One of the most tiresome exercises in American politics and media in recent years has been the habit of those on the political left declaring that anyone or anything they don’t like constitutes a “threat to democracy.” Whether it is Donald Trump, young moms speaking up at school board meetings, voter security legislation in Georgia and Texas, complaints about debt-funded subsidies for green energy or over-ripe watermelons at the local grocery store, if the left doesn’t like it, then it’s a threat to democracy.
So I can’t say it really surprised me that management at the New York Times decided this week to run a guest essay with the unintentionally hilarious headline, “Exxon Mobil’s Pioneer Acquisition is a Direct Threat to Democracy.” The Times is, after all, the media bible of America’s political left, so what else should we expect? The Times doesn’t like ExxonMobil – has never liked ExxonMobil – and so was no doubt thrilled to run a piece containing such a specious claim.
The piece is authored by a fellow named Jeff D. Colgan, a professor of political science and the director of the Climate Solutions Lab at Brown University. Just as an aside, think about that job title for a minute, combining it as it does political science with this thing called “climate solutions.” The title itself is a tacit admission of what I’ve always contended, which is that climate alarmism is not a scientific endeavor so much as it is a political and religious movement.
But I digress.
Mr. Colgan’s central thesis appears to be that the Biden appointees at the Federal Trade Commission might choose to misapply the law to try to disallow this merger between ExxonMobil and Pioneer Natural Resources. That really appears to be his entire basis for declaring this deal to be a “threat to democracy.”
The key paragraph of the piece reads as follows: “It didn’t have to be this way.
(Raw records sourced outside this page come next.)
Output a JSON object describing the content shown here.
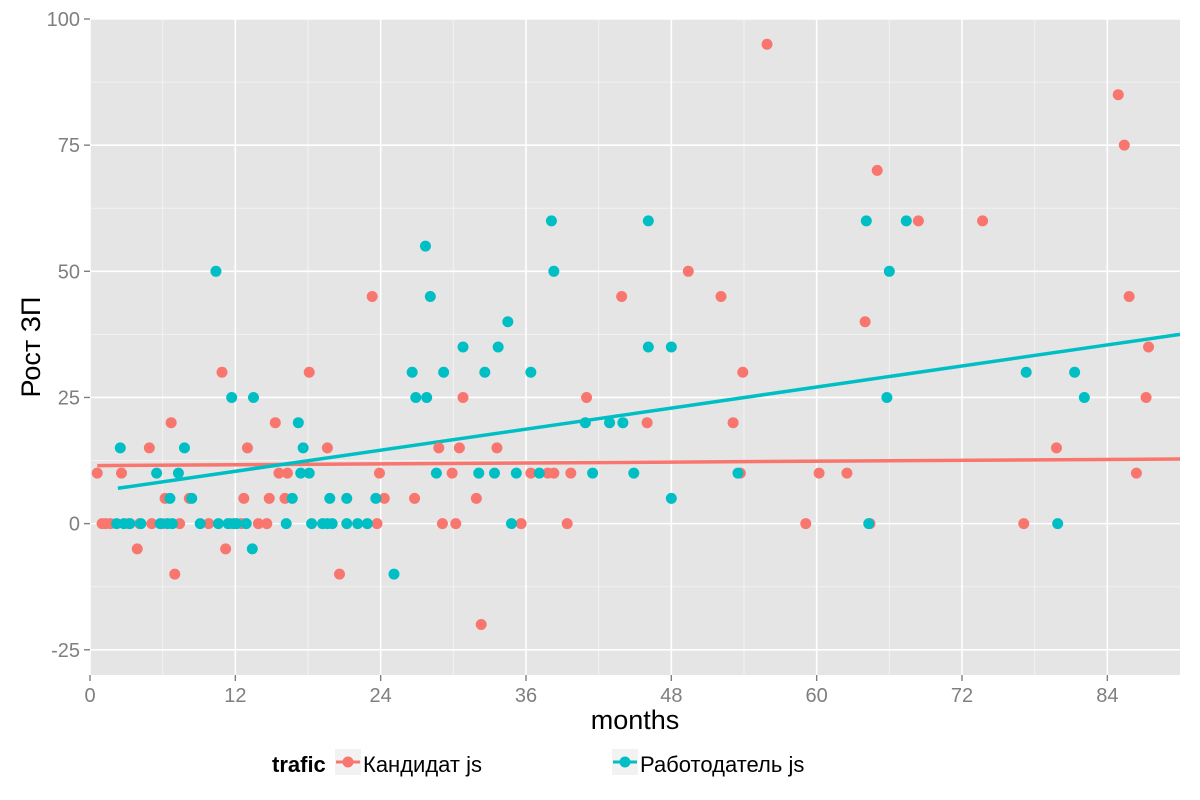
{
  "chart_data": {
    "type": "scatter",
    "xlabel": "months",
    "ylabel": "Рост ЗП",
    "xlim": [
      0,
      90
    ],
    "ylim": [
      -30,
      100
    ],
    "x_ticks": [
      0,
      12,
      24,
      36,
      48,
      60,
      72,
      84
    ],
    "y_ticks": [
      -25,
      0,
      25,
      50,
      75,
      100
    ],
    "grid": true,
    "legend": {
      "title": "trafic",
      "position": "bottom"
    },
    "series": [
      {
        "name": "Кандидат js",
        "color": "#F8766D",
        "points": [
          [
            0.6,
            10
          ],
          [
            1,
            0
          ],
          [
            1.3,
            0
          ],
          [
            1.7,
            0
          ],
          [
            2.6,
            10
          ],
          [
            3.2,
            0
          ],
          [
            3.9,
            -5
          ],
          [
            4.1,
            0
          ],
          [
            4.9,
            15
          ],
          [
            5.1,
            0
          ],
          [
            6,
            0
          ],
          [
            6.2,
            5
          ],
          [
            6.7,
            20
          ],
          [
            7,
            -10
          ],
          [
            7.4,
            0
          ],
          [
            8.2,
            5
          ],
          [
            9.8,
            0
          ],
          [
            10.9,
            30
          ],
          [
            11.2,
            -5
          ],
          [
            11.6,
            0
          ],
          [
            12.5,
            0
          ],
          [
            12.7,
            5
          ],
          [
            13,
            15
          ],
          [
            13.9,
            0
          ],
          [
            14.6,
            0
          ],
          [
            14.8,
            5
          ],
          [
            15.3,
            20
          ],
          [
            15.6,
            10
          ],
          [
            16.1,
            5
          ],
          [
            16.3,
            10
          ],
          [
            18.1,
            30
          ],
          [
            19.6,
            15
          ],
          [
            20.6,
            -10
          ],
          [
            23.3,
            45
          ],
          [
            23.7,
            0
          ],
          [
            23.9,
            10
          ],
          [
            24.3,
            5
          ],
          [
            26.8,
            5
          ],
          [
            28.8,
            15
          ],
          [
            29.1,
            0
          ],
          [
            29.9,
            10
          ],
          [
            30.2,
            0
          ],
          [
            30.5,
            15
          ],
          [
            30.8,
            25
          ],
          [
            31.9,
            5
          ],
          [
            32.3,
            -20
          ],
          [
            33.6,
            15
          ],
          [
            35.6,
            0
          ],
          [
            36.4,
            10
          ],
          [
            37.8,
            10
          ],
          [
            38.3,
            10
          ],
          [
            39.4,
            0
          ],
          [
            39.7,
            10
          ],
          [
            41,
            25
          ],
          [
            43.9,
            45
          ],
          [
            46,
            20
          ],
          [
            49.4,
            50
          ],
          [
            52.1,
            45
          ],
          [
            53.1,
            20
          ],
          [
            53.7,
            10
          ],
          [
            53.9,
            30
          ],
          [
            55.9,
            95
          ],
          [
            59.1,
            0
          ],
          [
            60.2,
            10
          ],
          [
            62.5,
            10
          ],
          [
            64,
            40
          ],
          [
            64.4,
            0
          ],
          [
            65,
            70
          ],
          [
            68.4,
            60
          ],
          [
            73.7,
            60
          ],
          [
            77.1,
            0
          ],
          [
            79.8,
            15
          ],
          [
            84.9,
            85
          ],
          [
            85.4,
            75
          ],
          [
            85.8,
            45
          ],
          [
            86.4,
            10
          ],
          [
            87.2,
            25
          ],
          [
            87.4,
            35
          ]
        ],
        "trend": {
          "x": [
            0.6,
            90
          ],
          "y": [
            11.5,
            12.8
          ]
        }
      },
      {
        "name": "Работодатель js",
        "color": "#00BFC4",
        "points": [
          [
            2.2,
            0
          ],
          [
            2.5,
            15
          ],
          [
            2.8,
            0
          ],
          [
            3.3,
            0
          ],
          [
            4.2,
            0
          ],
          [
            5.5,
            10
          ],
          [
            5.8,
            0
          ],
          [
            6.4,
            0
          ],
          [
            6.6,
            5
          ],
          [
            6.8,
            0
          ],
          [
            7.3,
            10
          ],
          [
            7.8,
            15
          ],
          [
            8.4,
            5
          ],
          [
            9.1,
            0
          ],
          [
            10.4,
            50
          ],
          [
            10.6,
            0
          ],
          [
            11.4,
            0
          ],
          [
            11.7,
            25
          ],
          [
            11.9,
            0
          ],
          [
            12.1,
            0
          ],
          [
            12.9,
            0
          ],
          [
            13.4,
            -5
          ],
          [
            13.5,
            25
          ],
          [
            16.2,
            0
          ],
          [
            16.7,
            5
          ],
          [
            17.2,
            20
          ],
          [
            17.4,
            10
          ],
          [
            17.6,
            15
          ],
          [
            18.1,
            10
          ],
          [
            18.3,
            0
          ],
          [
            19.2,
            0
          ],
          [
            19.6,
            0
          ],
          [
            19.8,
            5
          ],
          [
            20,
            0
          ],
          [
            21.2,
            5
          ],
          [
            21.2,
            0
          ],
          [
            22.1,
            0
          ],
          [
            22.9,
            0
          ],
          [
            23.6,
            5
          ],
          [
            25.1,
            -10
          ],
          [
            26.6,
            30
          ],
          [
            26.9,
            25
          ],
          [
            27.7,
            55
          ],
          [
            27.8,
            25
          ],
          [
            28.1,
            45
          ],
          [
            28.6,
            10
          ],
          [
            29.2,
            30
          ],
          [
            30.8,
            35
          ],
          [
            32.1,
            10
          ],
          [
            32.6,
            30
          ],
          [
            33.4,
            10
          ],
          [
            33.7,
            35
          ],
          [
            34.5,
            40
          ],
          [
            34.8,
            0
          ],
          [
            35.2,
            10
          ],
          [
            36.4,
            30
          ],
          [
            37.1,
            10
          ],
          [
            38.1,
            60
          ],
          [
            38.3,
            50
          ],
          [
            40.9,
            20
          ],
          [
            41.5,
            10
          ],
          [
            42.9,
            20
          ],
          [
            44,
            20
          ],
          [
            44.9,
            10
          ],
          [
            46.1,
            60
          ],
          [
            46.1,
            35
          ],
          [
            48,
            35
          ],
          [
            48,
            5
          ],
          [
            53.5,
            10
          ],
          [
            64.1,
            60
          ],
          [
            64.3,
            0
          ],
          [
            66,
            50
          ],
          [
            65.8,
            25
          ],
          [
            67.4,
            60
          ],
          [
            77.3,
            30
          ],
          [
            79.9,
            0
          ],
          [
            81.3,
            30
          ],
          [
            82.1,
            25
          ]
        ],
        "trend": {
          "x": [
            2.3,
            90
          ],
          "y": [
            7,
            37.5
          ]
        }
      }
    ]
  }
}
If Exxon were serious about preventing climate change, it could use its record $56 billion in net income from last year to invest more seriously in renewable energy, carbon capture and storage or other technologies that are compatible with long-term environmental sustainability. The Federal Trade Commission would surely allow Exxon to acquire a major solar company, for instance.”
One almost has to admire the thought that America’s largest oil and gas company should invest $56 billion in solar farms. The problem with that idea, of course, is ExxonMobil is in business to make profits producing energy that is reliable, plentiful, and affordable. It is not in business to do what struggling European competitors have done, which is fall behind by investing in unprofitable renewable projects so they can virtue signal how green they’ve become.
By the way, the products ExxonMobil produces seem to be in high demand by the Biden administration right now, given that it quietly stopped enforcing sanctions on Iran’s oil exports late last year and just made a deal with Venezuelan despot Nicolas Maduro that will enable that country to send much more oil to America in the coming months. For America’s political left, it seems, oil is great unless it is produced here in the U.S. by American companies like ExxonMobil. Then and only then is it a bad thing.
And someone really should inform Mr. Colgan that ExxonMobil is already far and away the biggest investor in carbon capture and storage projects for one major reason: Because it has executed such projects successfully for a long, long time – most likely since before Mr. Colgan even knew what the term means – and knows how to make them profitable. ExxonMobil has experts – real scientists who work in the real world outside academia – on staff who know that stuff better than probably anyone on earth.
What the company doesn’t have on staff is a bunch of people who are experts at putting up big solar arrays anywhere the government is willing to debt-subsidize them to do it. Those are the folks who work at actual solar companies, or at virtue signaling oil and gas companies who are subject to insane orders from Dutch or British courts.
It seems to me the only real threat to democracy in any of this is a legacy media establishment that has completely abandoned its reason for existing.
David Blackmon is an energy writer and consultant based in Texas. He spent 40 years in the oil and gas business, where he specialized in public policy and communications.